ACTUACION PROCESAL 1.- El 27 de diciembre de 2011, ante el Juez Octavo Penal Municipal con Función de Control de Garantías de (…), se llevó a cabo la audiencia de imputación; diligencia en la cual el imputado no aceptó los cargos que le fueron formulados como probable autor de los delitos de acto sexual abusivo con menor de 14 años (artículo 208 de la Ley 599 de 2000) y acceso carnal abusivo con menor de 14 años (artículo 209 idem), en concurso sucesivo y homogéneo. 2.- El asunto le correspondió al Juzgado Primero Penal del Circuito de Descongestión con Función de Conocimiento de (…), que luego de tramitar la fase del juicio y anunciar el sentido del fallo, condenó a GJMA como autor del delito de acceso carnal abusivo con menor de catorce años en concurso heterogéneo con el de actos sexuales con menor de catorce años, a la pena principal de 224 meses de prisión, y a la accesoria de inhabilitación para el ejercicio de cargos y funciones públicas por un tiempo igual al de la pena principal.
Dispuso, igualmente, librar orden de captura contra el acusado. 3.- El fallo fue apelado por la defensa ante la Sala de Decisión Penal del Tribunal Superior de (…), autoridad que el 26 de septiembre de 2013 lo confirmó en su integridad. 4.- Contra dicha decisión, la defensa interpuso el recurso extraordinario de casación y presentó oportunamente la demanda correspondiente.

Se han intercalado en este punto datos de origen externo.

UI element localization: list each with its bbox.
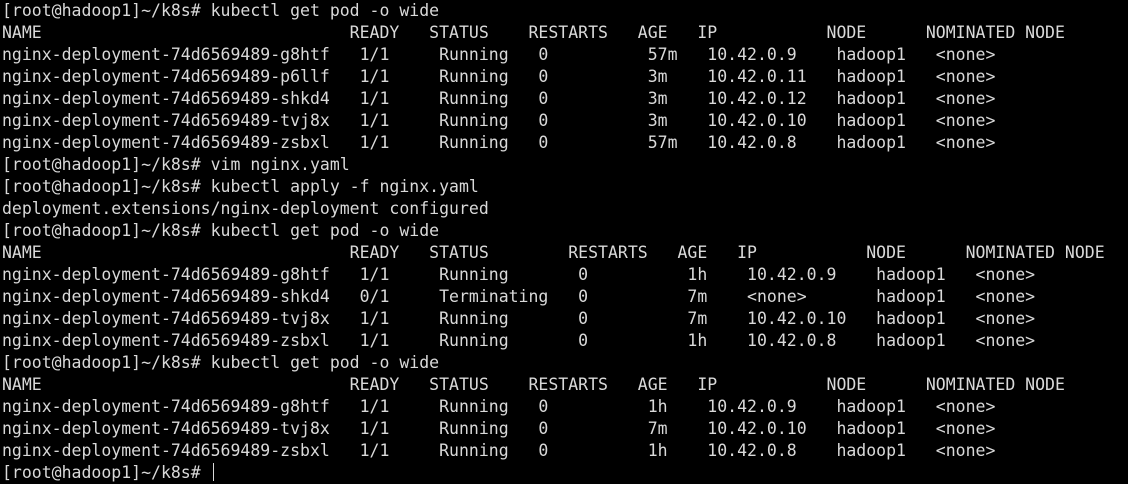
terminal-line: [root@hadoop1]~/k8s# kubectl get pod -o … bbox=[2, 353, 440, 372]
terminal-line: nginx-deployment-74d6569489-zsbxl 1/1 Ru… bbox=[2, 441, 996, 460]
terminal-line: nginx-deployment-74d6569489-shkd4 0/1 Te… bbox=[2, 287, 1036, 306]
terminal-window[interactable]: [root@hadoop1]~/k8s# kubectl get pod -o … bbox=[0, 0, 1128, 484]
terminal-line: nginx-deployment-74d6569489-g8htf 1/1 Ru… bbox=[2, 265, 1036, 284]
terminal-line: nginx-deployment-74d6569489-tvj8x 1/1 Ru… bbox=[2, 309, 1036, 328]
terminal-line: [root@hadoop1]~/k8s# vim nginx.yaml bbox=[2, 155, 350, 174]
terminal-line: NAME READY STATUS RESTARTS AGE IP NODE N… bbox=[2, 375, 1065, 394]
terminal-line: [root@hadoop1]~/k8s# kubectl get pod -o … bbox=[2, 1, 440, 20]
terminal-line: nginx-deployment-74d6569489-tvj8x 1/1 Ru… bbox=[2, 111, 996, 130]
terminal-line: NAME READY STATUS RESTARTS AGE IP NODE N… bbox=[2, 23, 1065, 42]
terminal-line: [root@hadoop1]~/k8s# kubectl get pod -o … bbox=[2, 221, 440, 240]
terminal-line: NAME READY STATUS RESTARTS AGE IP NODE N… bbox=[2, 243, 1105, 262]
terminal-line: nginx-deployment-74d6569489-zsbxl 1/1 Ru… bbox=[2, 133, 996, 152]
terminal-line: nginx-deployment-74d6569489-tvj8x 1/1 Ru… bbox=[2, 419, 996, 438]
text-cursor bbox=[212, 463, 214, 481]
terminal-line: [root@hadoop1]~/k8s# kubectl apply -f ng… bbox=[2, 177, 479, 196]
command-prompt: [root@hadoop1]~/k8s# bbox=[2, 463, 211, 482]
terminal-line: nginx-deployment-74d6569489-shkd4 1/1 Ru… bbox=[2, 89, 996, 108]
terminal-line: deployment.extensions/nginx-deployment c… bbox=[2, 199, 489, 218]
terminal-line: nginx-deployment-74d6569489-g8htf 1/1 Ru… bbox=[2, 397, 996, 416]
command-prompt-line[interactable]: [root@hadoop1]~/k8s# bbox=[0, 462, 1128, 484]
terminal-line: nginx-deployment-74d6569489-zsbxl 1/1 Ru… bbox=[2, 331, 1036, 350]
terminal-line: nginx-deployment-74d6569489-g8htf 1/1 Ru… bbox=[2, 45, 996, 64]
terminal-line: nginx-deployment-74d6569489-p6llf 1/1 Ru… bbox=[2, 67, 996, 86]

DEMANDA DE CASACION Con fundamento en la causal tercera de casación (numeral 3º del artículo 181 de la Ley 906 de 2004), formula un cargo contra la sentencia, por infracción indirecta de la ley sustancial como consecuencia del manifiesto desconocimiento de las reglas de apreciación de la prueba sobre la cual se fundó la sentencia. Con ese propósito, señala que el Tribunal incurrió en un error de hecho por falso raciocinio al apreciar el testimonio de MCRM, cuya credibilidad se ve afectada por el antitécnico método empleado al realizar la entrevista de la menor.
En ese sentido, indica que de acuerdo con el artículo 380 de la Ley 906 de 2004, las pruebas deben apreciarse en conjunto de acuerdo con las reglas de la sana crítica, ceñirse a los principios de la lógica, leyes de la ciencia y máximas de la experiencia, so pena de propiciar conclusiones ilógicas, absurdas o contrarias a la razón. Anota que el Tribunal no apreció el testimonio de la menor de acuerdo con las reglas del artículo 404 del Código de Procedimiento penal y con el rigor que demandaba el análisis de dicha prueba, toda vez que esa declaración exigía un cuidadoso estudio por tratarse de una menor de edad y de la única testigo de la acusación, incurriendo de esa manera en un déficit de argumentación. Critica la entrevista que le hizo a la testigo la investigadora judicial, funcionaria que en su criterio empleó un método sugestivo y parcializado.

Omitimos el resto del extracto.